Prior to the funeral service at the Santa Rosa Roman Catholic Church in Arima, friends of Medina donned colourful crocheted ponchos and beaded headbands and gathered at the Arima Town Hall to view Medina's body and sign a condolence book. A pink and white flag used in the Santa Rosa festival was draped over Medina's casket.
Medina spent much of her decade-long reign as Carib Queen fighting for greater recognition of indigenous people and petitioning the government of the day to give the Carib community more land to serve as a Carib reservation.

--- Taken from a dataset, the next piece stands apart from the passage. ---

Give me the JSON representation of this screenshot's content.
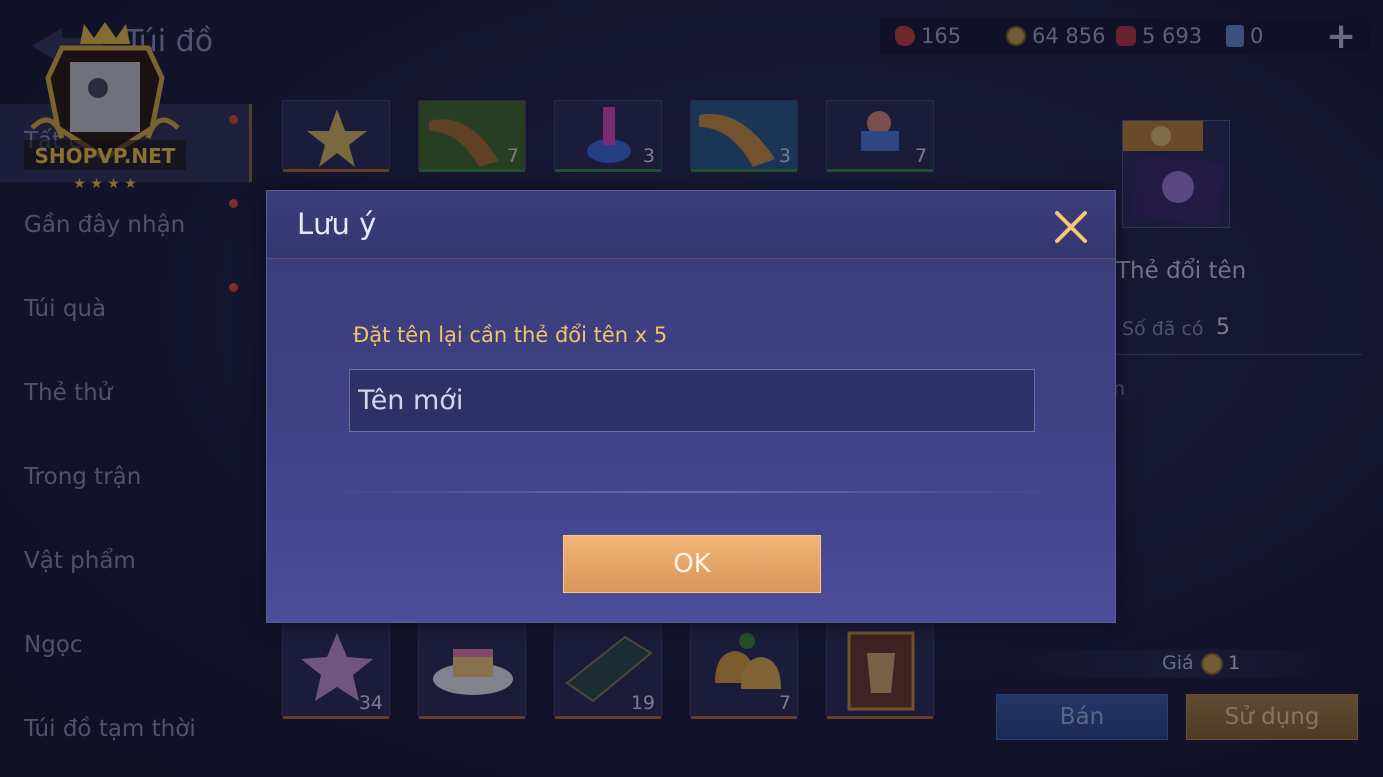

At Medina's funeral service at the Santa Rosa Roman Catholic Church in Arima yesterday, Chief of the Santa Rosa Carib Community Ricardo Bharath carried the mantle from where Medina left off and called for greater appreciation of Trinidad and Tobago's first indigenous inhabitants.
"I am willing to assist you in whatever way I can. I am willing to champion your cause," Minister of Arts and Multiculturalism Winston Gypsy Peters answered in response to Bharath's calls but said the Carib community must approach government with their concerns as a unified body.
In her eulogy, People's National Movement senator Pennelope Beckles-Robinson, who was a friend of Medina, described her as an industrious and hardworking woman.
Medina's activism on behalf of indigenous people and her devotion to the Carib community endeared her to many as attested to by acting Prime Minister Winston Dookeran who along with Beckles-Robinson urged all to adopt Medina's leadership skills.
"She was committed to bringing the first people together. We should adopt the personality and ideals of Valentina Medina. Whoever else should become queen of the Carib community next would have a hard task ahead because she (Medina) was truly a great queen," added Mayor of Arima, Ghassan Youseph.
Medina's funeral procession was accompanied with parang music and later concluded with a smoke ceremony at the Santa Rosa Cemetery.